Je sais ce qu'il m'arrive. Je sais ce que ces types sont entrain de me faire vivre. Mais je n'ai pas envie de dire ce mot. Pas envie de l'admettre. J'ai l'impression que cela reviendrait à dire que je suis une victime. Et pourtant, ce n'est pas une honte, d'être une victime. Ce n'est pas quelque chose qu'il faut avoir peur d'admettre, car le dire c'est trouver la possibilité d'être aider. De s'en sortir. Mais je crois qu'on ne se rend pas compte d'à quel point c'est difficile. Bien sûr, chaque personne est différente, chaque personne va ressentir les choses à sa façon, réagir à sa manière. Moi pour l'instant, je n'arrive pas à faire autre chose que de subir. Ils vont peut-être se lasser. Ils vont finir par me laisser. C'est ce que je me répète. Je ne suis pas dupe au point de penser qu'ils finiront par changer de mentalité. Seulement je me dis seulement que peut-être ils vont grandir. Peut-être qu'ils vont comprendre que de faire souffrir les autres n'apporte pas du bonheur. Ni de la force, ni de la puissance.

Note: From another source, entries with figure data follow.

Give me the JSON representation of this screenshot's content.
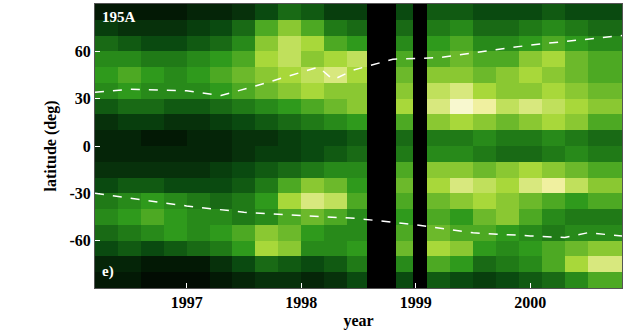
{
  "chart_data": {
    "type": "heatmap",
    "x_label": "year",
    "y_label": "latitude (deg)",
    "annotations": [
      "195A",
      "e)"
    ],
    "xlim": [
      1996.2,
      2000.8
    ],
    "xticks": [
      1997,
      1998,
      1999,
      2000
    ],
    "ylim": [
      -90,
      90
    ],
    "yticks": [
      -60,
      -30,
      0,
      30,
      60
    ],
    "zlim": [
      0,
      1
    ],
    "x_bins": [
      1996.2,
      1996.4,
      1996.6,
      1996.8,
      1997.0,
      1997.2,
      1997.4,
      1997.6,
      1997.8,
      1998.0,
      1998.2,
      1998.4,
      1998.57,
      1998.83,
      1998.98,
      1999.1,
      1999.3,
      1999.5,
      1999.7,
      1999.9,
      2000.1,
      2000.3,
      2000.5,
      2000.8
    ],
    "y_bins": [
      -90,
      -80,
      -70,
      -60,
      -50,
      -40,
      -30,
      -20,
      -10,
      0,
      10,
      20,
      30,
      40,
      50,
      60,
      70,
      80,
      90
    ],
    "cells": [
      [
        0.1,
        0.1,
        0.05,
        0.05,
        0.05,
        0.1,
        0.15,
        0.2,
        0.2,
        0.15,
        0.2,
        0.3,
        null,
        0.3,
        null,
        0.35,
        0.3,
        0.25,
        0.3,
        0.35,
        0.4,
        0.5,
        0.6
      ],
      [
        0.15,
        0.15,
        0.1,
        0.1,
        0.1,
        0.2,
        0.3,
        0.4,
        0.35,
        0.3,
        0.35,
        0.45,
        null,
        0.5,
        null,
        0.6,
        0.55,
        0.4,
        0.45,
        0.5,
        0.6,
        0.75,
        0.85
      ],
      [
        0.3,
        0.35,
        0.3,
        0.35,
        0.4,
        0.45,
        0.55,
        0.75,
        0.7,
        0.5,
        0.5,
        0.55,
        null,
        0.65,
        null,
        0.75,
        0.7,
        0.55,
        0.5,
        0.55,
        0.6,
        0.65,
        0.7
      ],
      [
        0.4,
        0.45,
        0.5,
        0.55,
        0.5,
        0.55,
        0.6,
        0.7,
        0.65,
        0.55,
        0.5,
        0.5,
        null,
        0.6,
        null,
        0.65,
        0.6,
        0.6,
        0.55,
        0.5,
        0.45,
        0.5,
        0.5
      ],
      [
        0.5,
        0.55,
        0.6,
        0.55,
        0.5,
        0.5,
        0.45,
        0.5,
        0.6,
        0.65,
        0.6,
        0.5,
        null,
        0.55,
        null,
        0.6,
        0.55,
        0.65,
        0.7,
        0.6,
        0.5,
        0.45,
        0.45
      ],
      [
        0.45,
        0.5,
        0.55,
        0.5,
        0.45,
        0.4,
        0.45,
        0.55,
        0.75,
        0.85,
        0.8,
        0.6,
        null,
        0.6,
        null,
        0.65,
        0.7,
        0.75,
        0.7,
        0.65,
        0.6,
        0.55,
        0.6
      ],
      [
        0.3,
        0.35,
        0.35,
        0.3,
        0.3,
        0.3,
        0.35,
        0.45,
        0.6,
        0.7,
        0.65,
        0.55,
        null,
        0.65,
        null,
        0.75,
        0.85,
        0.8,
        0.75,
        0.85,
        0.9,
        0.8,
        0.7
      ],
      [
        0.2,
        0.2,
        0.2,
        0.2,
        0.2,
        0.25,
        0.3,
        0.35,
        0.4,
        0.45,
        0.5,
        0.5,
        null,
        0.6,
        null,
        0.7,
        0.7,
        0.65,
        0.7,
        0.75,
        0.7,
        0.65,
        0.6
      ],
      [
        0.15,
        0.15,
        0.15,
        0.15,
        0.15,
        0.15,
        0.2,
        0.25,
        0.25,
        0.3,
        0.35,
        0.4,
        null,
        0.45,
        null,
        0.5,
        0.5,
        0.45,
        0.4,
        0.4,
        0.45,
        0.5,
        0.45
      ],
      [
        0.15,
        0.15,
        0.1,
        0.1,
        0.15,
        0.15,
        0.2,
        0.2,
        0.25,
        0.3,
        0.3,
        0.35,
        null,
        0.4,
        null,
        0.45,
        0.45,
        0.5,
        0.45,
        0.45,
        0.5,
        0.45,
        0.4
      ],
      [
        0.2,
        0.25,
        0.25,
        0.2,
        0.2,
        0.25,
        0.3,
        0.35,
        0.4,
        0.45,
        0.5,
        0.55,
        null,
        0.6,
        null,
        0.7,
        0.75,
        0.7,
        0.65,
        0.7,
        0.75,
        0.7,
        0.6
      ],
      [
        0.35,
        0.4,
        0.4,
        0.35,
        0.35,
        0.4,
        0.45,
        0.5,
        0.55,
        0.6,
        0.65,
        0.7,
        null,
        0.75,
        null,
        0.85,
        0.95,
        0.9,
        0.8,
        0.85,
        0.8,
        0.75,
        0.7
      ],
      [
        0.5,
        0.55,
        0.5,
        0.5,
        0.5,
        0.55,
        0.6,
        0.65,
        0.7,
        0.75,
        0.7,
        0.7,
        null,
        0.7,
        null,
        0.8,
        0.85,
        0.75,
        0.7,
        0.7,
        0.75,
        0.7,
        0.65
      ],
      [
        0.55,
        0.6,
        0.55,
        0.5,
        0.55,
        0.6,
        0.65,
        0.7,
        0.75,
        0.8,
        0.85,
        0.75,
        null,
        0.65,
        null,
        0.7,
        0.7,
        0.65,
        0.7,
        0.75,
        0.7,
        0.65,
        0.6
      ],
      [
        0.5,
        0.5,
        0.45,
        0.45,
        0.5,
        0.55,
        0.6,
        0.75,
        0.8,
        0.7,
        0.75,
        0.8,
        null,
        0.6,
        null,
        0.6,
        0.65,
        0.6,
        0.6,
        0.7,
        0.75,
        0.65,
        0.6
      ],
      [
        0.4,
        0.35,
        0.3,
        0.3,
        0.35,
        0.4,
        0.5,
        0.7,
        0.8,
        0.75,
        0.6,
        0.55,
        null,
        0.5,
        null,
        0.55,
        0.6,
        0.5,
        0.5,
        0.55,
        0.6,
        0.55,
        0.5
      ],
      [
        0.25,
        0.2,
        0.2,
        0.2,
        0.25,
        0.3,
        0.4,
        0.6,
        0.7,
        0.6,
        0.45,
        0.4,
        null,
        0.4,
        null,
        0.45,
        0.5,
        0.4,
        0.4,
        0.45,
        0.5,
        0.45,
        0.4
      ],
      [
        0.1,
        0.1,
        0.1,
        0.1,
        0.15,
        0.15,
        0.2,
        0.3,
        0.4,
        0.35,
        0.25,
        0.25,
        null,
        0.3,
        null,
        0.35,
        0.35,
        0.3,
        0.3,
        0.3,
        0.35,
        0.3,
        0.3
      ]
    ],
    "lines": [
      {
        "x": [
          1996.2,
          1996.5,
          1997.0,
          1997.3,
          1997.6,
          1998.0,
          1998.15,
          1998.28,
          1998.45,
          1998.8,
          1999.2,
          1999.6,
          2000.0,
          2000.4,
          2000.8
        ],
        "values": [
          34,
          36,
          35,
          32,
          38,
          47,
          50,
          42,
          48,
          55,
          56,
          60,
          64,
          67,
          70
        ],
        "color": "#ffffff",
        "line_style": "dashed"
      },
      {
        "x": [
          1996.2,
          1996.5,
          1997.0,
          1997.5,
          1998.0,
          1998.5,
          1999.0,
          1999.5,
          2000.0,
          2000.3,
          2000.5,
          2000.8
        ],
        "values": [
          -30,
          -33,
          -38,
          -42,
          -44,
          -46,
          -50,
          -55,
          -57,
          -58,
          -55,
          -57
        ],
        "color": "#ffffff",
        "line_style": "dashed"
      }
    ]
  }
}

Je pourrais en parler à mes amis. Je sais qu'avec eux, le problème serait vite réglé. C'est plus facile à dire qu'à faire, de parler. Je comprends Zoé, qui nous a caché pendant longtemps que Ryan ne la lâchait pas. Même quand on sait qu'on trouvera du soutien, une aide, une solution sans faille, faire ce pas de parler n'est pas simple à franchir. En tout cas, je ne me sens pas vraiment prêt à le faire maintenant. Ou peut-être que comme mes amies, j'ai besoin qu'on me pousse à faire ce pas. Après tout, qui se ressemblent s'assemblent. Tous les trois, nous nous sommes toujours tout confier. Mais quand les choses devenaient trop difficile, nous cachions la vérité. Jusqu'à ce que nous poussions le silencieux à parler. Nous savons bien que tout garder n'est pas une solution sur le long terme. Pourtant, après toutes ces années, nous ne pouvons pas nous en empêcher. Est-ce pour nous protéger nous même ou pour protéger les autres ?

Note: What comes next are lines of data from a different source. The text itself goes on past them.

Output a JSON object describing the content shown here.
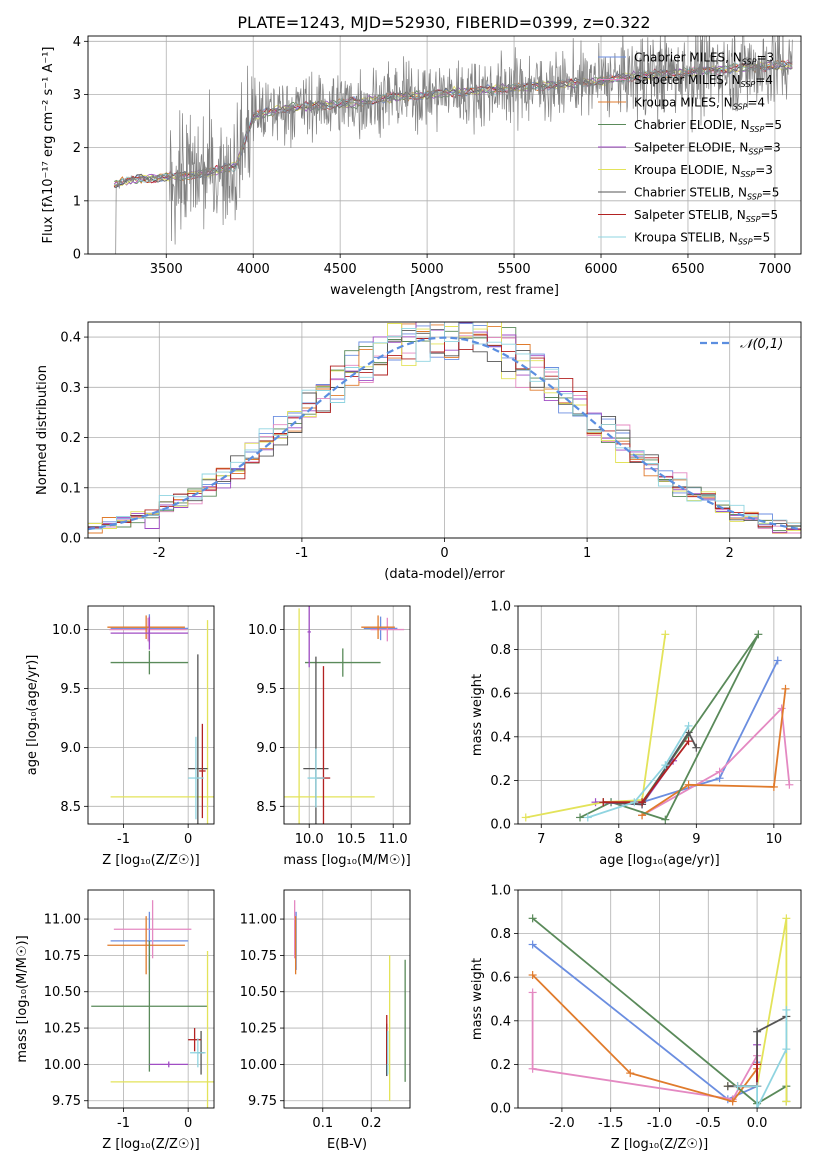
{
  "figure": {
    "title": "PLATE=1243, MJD=52930, FIBERID=0399, z=0.322",
    "models": [
      {
        "name": "Chabrier MILES, N_SSP=3",
        "color": "#6b8ee0"
      },
      {
        "name": "Salpeter MILES, N_SSP=4",
        "color": "#e489c2"
      },
      {
        "name": "Kroupa MILES, N_SSP=4",
        "color": "#e07b2c"
      },
      {
        "name": "Chabrier ELODIE, N_SSP=5",
        "color": "#5a8a5a"
      },
      {
        "name": "Salpeter ELODIE, N_SSP=3",
        "color": "#a04dc4"
      },
      {
        "name": "Kroupa ELODIE, N_SSP=3",
        "color": "#e3e35a"
      },
      {
        "name": "Chabrier STELIB, N_SSP=5",
        "color": "#555555"
      },
      {
        "name": "Salpeter STELIB, N_SSP=5",
        "color": "#b22222"
      },
      {
        "name": "Kroupa STELIB, N_SSP=5",
        "color": "#8fd4e0"
      }
    ]
  },
  "chart_data": [
    {
      "type": "line",
      "id": "spectrum",
      "xlabel": "wavelength [Angstrom, rest frame]",
      "ylabel": "Flux [fλ10⁻¹⁷ erg cm⁻² s⁻¹ A⁻¹]",
      "xlim": [
        3050,
        7150
      ],
      "ylim": [
        0,
        4.1
      ],
      "xticks": [
        3500,
        4000,
        4500,
        5000,
        5500,
        6000,
        6500,
        7000
      ],
      "yticks": [
        0,
        1,
        2,
        3,
        4
      ],
      "data_color": "#808080",
      "continuum": {
        "x": [
          3200,
          3300,
          3400,
          3500,
          3700,
          3900,
          4000,
          4200,
          4400,
          4600,
          4800,
          5000,
          5200,
          5400,
          5600,
          5800,
          6000,
          6200,
          6400,
          6600,
          6800,
          7000,
          7100
        ],
        "y": [
          1.3,
          1.4,
          1.42,
          1.45,
          1.5,
          1.65,
          2.6,
          2.75,
          2.8,
          2.85,
          2.95,
          3.0,
          3.05,
          3.1,
          3.15,
          3.2,
          3.25,
          3.35,
          3.4,
          3.45,
          3.5,
          3.55,
          3.55
        ]
      },
      "legend": "upper right"
    },
    {
      "type": "step",
      "id": "residuals",
      "xlabel": "(data-model)/error",
      "ylabel": "Normed distribution",
      "xlim": [
        -2.5,
        2.5
      ],
      "ylim": [
        0,
        0.43
      ],
      "xticks": [
        -2,
        -1,
        0,
        1,
        2
      ],
      "yticks": [
        0.0,
        0.1,
        0.2,
        0.3,
        0.4
      ],
      "reference": {
        "name": "𝒩(0,1)",
        "color": "#5b8ee0",
        "style": "dashed"
      },
      "bin_width": 0.1,
      "legend": "upper right"
    },
    {
      "type": "errorbar",
      "id": "age-vs-Z",
      "xlabel": "Z [log₁₀(Z/Z☉)]",
      "ylabel": "age  [log₁₀(age/yr)]",
      "xlim": [
        -1.55,
        0.4
      ],
      "ylim": [
        8.35,
        10.2
      ],
      "xticks": [
        -1,
        0
      ],
      "yticks": [
        8.5,
        9.0,
        9.5,
        10.0
      ],
      "points": [
        {
          "series": 0,
          "x": -0.6,
          "y": 10.01,
          "xerr": 0.6,
          "yerr": 0.12
        },
        {
          "series": 1,
          "x": -0.62,
          "y": 10.0,
          "xerr": 0.6,
          "yerr": 0.1
        },
        {
          "series": 2,
          "x": -0.65,
          "y": 10.02,
          "xerr": 0.6,
          "yerr": 0.1
        },
        {
          "series": 3,
          "x": -0.6,
          "y": 9.72,
          "xerr": 0.6,
          "yerr": 0.1
        },
        {
          "series": 4,
          "x": -0.6,
          "y": 9.97,
          "xerr": 0.6,
          "yerr": 0.14
        },
        {
          "series": 5,
          "x": 0.3,
          "y": 8.58,
          "xerr": 1.5,
          "yerr": 1.5
        },
        {
          "series": 6,
          "x": 0.15,
          "y": 8.82,
          "xerr": 0.15,
          "yerr": 0.97
        },
        {
          "series": 7,
          "x": 0.22,
          "y": 8.8,
          "xerr": 0.05,
          "yerr": 0.4
        },
        {
          "series": 8,
          "x": 0.12,
          "y": 8.74,
          "xerr": 0.12,
          "yerr": 0.35
        }
      ]
    },
    {
      "type": "errorbar",
      "id": "age-vs-mass",
      "xlabel": "mass [log₁₀(M/M☉)]",
      "ylabel": "",
      "xlim": [
        9.7,
        11.2
      ],
      "ylim": [
        8.35,
        10.2
      ],
      "xticks": [
        10.0,
        10.5,
        11.0
      ],
      "yticks": [
        8.5,
        9.0,
        9.5,
        10.0
      ],
      "points": [
        {
          "series": 0,
          "x": 10.85,
          "y": 10.01,
          "xerr": 0.2,
          "yerr": 0.1
        },
        {
          "series": 1,
          "x": 10.93,
          "y": 10.0,
          "xerr": 0.2,
          "yerr": 0.1
        },
        {
          "series": 2,
          "x": 10.82,
          "y": 10.02,
          "xerr": 0.2,
          "yerr": 0.1
        },
        {
          "series": 3,
          "x": 10.4,
          "y": 9.72,
          "xerr": 0.45,
          "yerr": 0.12
        },
        {
          "series": 4,
          "x": 10.0,
          "y": 9.98,
          "xerr": 0.02,
          "yerr": 0.3
        },
        {
          "series": 5,
          "x": 9.88,
          "y": 8.58,
          "xerr": 0.9,
          "yerr": 1.6
        },
        {
          "series": 6,
          "x": 10.08,
          "y": 8.82,
          "xerr": 0.15,
          "yerr": 0.95
        },
        {
          "series": 7,
          "x": 10.17,
          "y": 8.74,
          "xerr": 0.08,
          "yerr": 0.95
        },
        {
          "series": 8,
          "x": 10.08,
          "y": 8.74,
          "xerr": 0.1,
          "yerr": 0.25
        }
      ]
    },
    {
      "type": "line",
      "id": "mass-weight-vs-age",
      "xlabel": "age  [log₁₀(age/yr)]",
      "ylabel": "mass weight",
      "xlim": [
        6.7,
        10.35
      ],
      "ylim": [
        0,
        1
      ],
      "xticks": [
        7,
        8,
        9,
        10
      ],
      "yticks": [
        0.0,
        0.2,
        0.4,
        0.6,
        0.8,
        1.0
      ],
      "series": [
        {
          "index": 0,
          "x": [
            7.9,
            8.3,
            9.3,
            10.05
          ],
          "y": [
            0.1,
            0.1,
            0.21,
            0.75
          ]
        },
        {
          "index": 1,
          "x": [
            8.3,
            9.3,
            10.1,
            10.2
          ],
          "y": [
            0.04,
            0.24,
            0.53,
            0.18
          ]
        },
        {
          "index": 2,
          "x": [
            8.3,
            8.9,
            10.0,
            10.15
          ],
          "y": [
            0.04,
            0.18,
            0.17,
            0.62
          ]
        },
        {
          "index": 3,
          "x": [
            7.5,
            7.9,
            8.6,
            9.8,
            8.3
          ],
          "y": [
            0.03,
            0.1,
            0.02,
            0.87,
            0.1
          ]
        },
        {
          "index": 4,
          "x": [
            7.7,
            8.3,
            8.7
          ],
          "y": [
            0.1,
            0.09,
            0.29
          ]
        },
        {
          "index": 5,
          "x": [
            6.8,
            7.8,
            8.3,
            8.6
          ],
          "y": [
            0.03,
            0.1,
            0.11,
            0.87
          ]
        },
        {
          "index": 6,
          "x": [
            7.8,
            8.3,
            8.9,
            9.0
          ],
          "y": [
            0.1,
            0.09,
            0.42,
            0.35
          ]
        },
        {
          "index": 7,
          "x": [
            7.8,
            8.3,
            8.9
          ],
          "y": [
            0.1,
            0.1,
            0.38
          ]
        },
        {
          "index": 8,
          "x": [
            7.6,
            8.2,
            8.6,
            8.9
          ],
          "y": [
            0.03,
            0.1,
            0.27,
            0.45
          ]
        }
      ]
    },
    {
      "type": "errorbar",
      "id": "mass-vs-Z",
      "xlabel": "Z [log₁₀(Z/Z☉)]",
      "ylabel": "mass [log₁₀(M/M☉)]",
      "xlim": [
        -1.55,
        0.4
      ],
      "ylim": [
        9.7,
        11.2
      ],
      "xticks": [
        -1,
        0
      ],
      "yticks": [
        9.75,
        10.0,
        10.25,
        10.5,
        10.75,
        11.0
      ],
      "points": [
        {
          "series": 0,
          "x": -0.6,
          "y": 10.85,
          "xerr": 0.6,
          "yerr": 0.2
        },
        {
          "series": 1,
          "x": -0.55,
          "y": 10.93,
          "xerr": 0.6,
          "yerr": 0.2
        },
        {
          "series": 2,
          "x": -0.65,
          "y": 10.82,
          "xerr": 0.6,
          "yerr": 0.2
        },
        {
          "series": 3,
          "x": -0.6,
          "y": 10.4,
          "xerr": 0.9,
          "yerr": 0.45
        },
        {
          "series": 4,
          "x": -0.3,
          "y": 10.0,
          "xerr": 0.3,
          "yerr": 0.02
        },
        {
          "series": 5,
          "x": 0.3,
          "y": 9.88,
          "xerr": 1.5,
          "yerr": 0.9
        },
        {
          "series": 6,
          "x": 0.2,
          "y": 10.08,
          "xerr": 0.05,
          "yerr": 0.15
        },
        {
          "series": 7,
          "x": 0.1,
          "y": 10.17,
          "xerr": 0.1,
          "yerr": 0.08
        },
        {
          "series": 8,
          "x": 0.15,
          "y": 10.08,
          "xerr": 0.12,
          "yerr": 0.1
        }
      ]
    },
    {
      "type": "errorbar",
      "id": "mass-vs-ebv",
      "xlabel": "E(B-V)",
      "ylabel": "",
      "xlim": [
        0.02,
        0.28
      ],
      "ylim": [
        9.7,
        11.2
      ],
      "xticks": [
        0.1,
        0.2
      ],
      "yticks": [
        9.75,
        10.0,
        10.25,
        10.5,
        10.75,
        11.0
      ],
      "points": [
        {
          "series": 0,
          "x": 0.045,
          "y": 10.85,
          "xerr": 0,
          "yerr": 0.2
        },
        {
          "series": 1,
          "x": 0.042,
          "y": 10.93,
          "xerr": 0,
          "yerr": 0.2
        },
        {
          "series": 2,
          "x": 0.044,
          "y": 10.82,
          "xerr": 0,
          "yerr": 0.2
        },
        {
          "series": 3,
          "x": 0.27,
          "y": 10.3,
          "xerr": 0,
          "yerr": 0.42
        },
        {
          "series": 4,
          "x": 0.232,
          "y": 10.0,
          "xerr": 0,
          "yerr": 0.08
        },
        {
          "series": 5,
          "x": 0.238,
          "y": 10.25,
          "xerr": 0,
          "yerr": 0.5
        },
        {
          "series": 6,
          "x": 0.232,
          "y": 10.1,
          "xerr": 0,
          "yerr": 0.18
        },
        {
          "series": 7,
          "x": 0.232,
          "y": 10.17,
          "xerr": 0,
          "yerr": 0.17
        },
        {
          "series": 8,
          "x": 0.234,
          "y": 10.08,
          "xerr": 0,
          "yerr": 0.15
        }
      ]
    },
    {
      "type": "line",
      "id": "mass-weight-vs-Z",
      "xlabel": "Z [log₁₀(Z/Z☉)]",
      "ylabel": "mass weight",
      "xlim": [
        -2.45,
        0.45
      ],
      "ylim": [
        0,
        1
      ],
      "xticks": [
        -2.0,
        -1.5,
        -1.0,
        -0.5,
        0.0
      ],
      "yticks": [
        0.0,
        0.2,
        0.4,
        0.6,
        0.8,
        1.0
      ],
      "series": [
        {
          "index": 0,
          "x": [
            -2.3,
            -0.3,
            0.0,
            0.0
          ],
          "y": [
            0.75,
            0.04,
            0.1,
            0.21
          ]
        },
        {
          "index": 1,
          "x": [
            -2.3,
            -2.3,
            -0.25,
            0.0
          ],
          "y": [
            0.53,
            0.18,
            0.04,
            0.24
          ]
        },
        {
          "index": 2,
          "x": [
            -2.3,
            -1.3,
            -0.25,
            0.0
          ],
          "y": [
            0.61,
            0.16,
            0.03,
            0.18
          ]
        },
        {
          "index": 3,
          "x": [
            -2.3,
            0.0,
            0.3,
            0.3
          ],
          "y": [
            0.87,
            0.02,
            0.1,
            0.03
          ]
        },
        {
          "index": 4,
          "x": [
            -0.3,
            0.0,
            0.0
          ],
          "y": [
            0.1,
            0.1,
            0.29
          ]
        },
        {
          "index": 5,
          "x": [
            -0.3,
            0.0,
            0.3,
            0.3
          ],
          "y": [
            0.1,
            0.1,
            0.87,
            0.03
          ]
        },
        {
          "index": 6,
          "x": [
            -0.3,
            0.0,
            0.0,
            0.3
          ],
          "y": [
            0.1,
            0.1,
            0.35,
            0.42
          ]
        },
        {
          "index": 7,
          "x": [
            -0.2,
            0.0,
            0.0
          ],
          "y": [
            0.1,
            0.1,
            0.2
          ]
        },
        {
          "index": 8,
          "x": [
            -0.2,
            0.0,
            0.0,
            0.3,
            0.3
          ],
          "y": [
            0.1,
            0.1,
            0.0,
            0.27,
            0.45
          ]
        }
      ]
    }
  ]
}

Depuis ce jour, cette confrontation, j'essaye de ne jamais rester seul. Cela a peu d'effet. Même entouré de gens, ils parviennent à instaurer cette crainte en moi. Mais jamais quand mes proches sont là. Jamais trop non plus, jamais quelque chose qui pourrait faire réagir un témoin. Car ici les gens réagiraient, et ils le savent. Alors c'est toujours silencieux. Insidieux. Ou bien camouflé.

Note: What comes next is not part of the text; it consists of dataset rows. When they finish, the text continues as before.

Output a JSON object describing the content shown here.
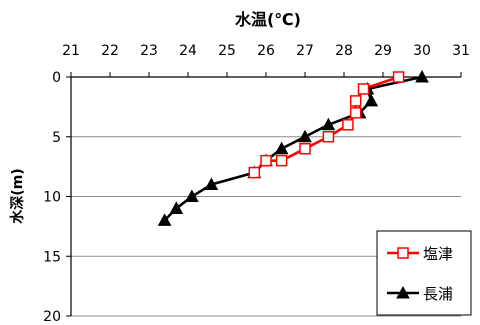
{
  "chart_data": {
    "type": "line",
    "title": "水温(℃)",
    "xlabel": "水温(℃)",
    "ylabel": "水深(m)",
    "xlim": [
      21,
      31
    ],
    "ylim": [
      0,
      20
    ],
    "x_axis_position": "top",
    "y_axis_inverted": true,
    "x_ticks": [
      21,
      22,
      23,
      24,
      25,
      26,
      27,
      28,
      29,
      30,
      31
    ],
    "y_ticks": [
      0,
      5,
      10,
      15,
      20
    ],
    "grid": "horizontal",
    "legend_position": "bottom-right",
    "series": [
      {
        "name": "塩津",
        "color": "#ff0000",
        "marker": "open-square",
        "points": [
          {
            "temp": 29.4,
            "depth": 0
          },
          {
            "temp": 28.5,
            "depth": 1
          },
          {
            "temp": 28.3,
            "depth": 2
          },
          {
            "temp": 28.3,
            "depth": 3
          },
          {
            "temp": 28.1,
            "depth": 4
          },
          {
            "temp": 27.6,
            "depth": 5
          },
          {
            "temp": 27.0,
            "depth": 6
          },
          {
            "temp": 26.4,
            "depth": 7
          },
          {
            "temp": 26.0,
            "depth": 7
          },
          {
            "temp": 25.7,
            "depth": 8
          }
        ]
      },
      {
        "name": "長浦",
        "color": "#000000",
        "marker": "filled-triangle",
        "points": [
          {
            "temp": 30.0,
            "depth": 0
          },
          {
            "temp": 28.6,
            "depth": 1
          },
          {
            "temp": 28.7,
            "depth": 2
          },
          {
            "temp": 28.4,
            "depth": 3
          },
          {
            "temp": 27.6,
            "depth": 4
          },
          {
            "temp": 27.0,
            "depth": 5
          },
          {
            "temp": 26.4,
            "depth": 6
          },
          {
            "temp": 26.0,
            "depth": 7
          },
          {
            "temp": 25.7,
            "depth": 8
          },
          {
            "temp": 24.6,
            "depth": 9
          },
          {
            "temp": 24.1,
            "depth": 10
          },
          {
            "temp": 23.7,
            "depth": 11
          },
          {
            "temp": 23.4,
            "depth": 12
          }
        ]
      }
    ]
  }
}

Aujourd'hui je ne suis pas seul. Il y a du monde dans le couloir. J'ai arrêté d'arriver en avance, quand bien même je pourrais avoir envie de voir Aaron. De toute façon, il ne me parle pas. Il ne m'envoie pas de message. Sait-il ce que ses amis font ? Oui. Oui, il le sait, j'en suis persuadé. Fait-il quelque chose pour les stopper ? Non. Pour m'aider ? Non. Ne serait-ce que m'envoyer des textos pour me rassurer, me soutenir ? Non.
Le pire, c'est que je n'arrive même pas à lui en vouloir. Enfin si, un peu. Mais en un sens, je le comprends. Je comprends qu'il a peur de se retrouver dans ma situation. Parce que moi au moins, je sais que cela s'arrêtera. A la fin de cette année, ils retourneront dans leur ville, et je ne les croiserais plus. Ils ont l'occasion de faire de ma vie un enfer pendant une courte période seulement. Mais lui vit avec eux, en internat. L'année prochaine, ils seront dans la même ville. Peut-être dans la même université. Ils ont l'occasion de détruire véritablement sa vie. Alors je ne lui en veux pas de ne pas réagir ouvertement pour m'aider. Je lui en veux de son silence par contre. De la distance à la fois physique et morale qu'il met entre nous. Je ne pense pas la mériter, et je ne pense pas qu'elle soit justifiée.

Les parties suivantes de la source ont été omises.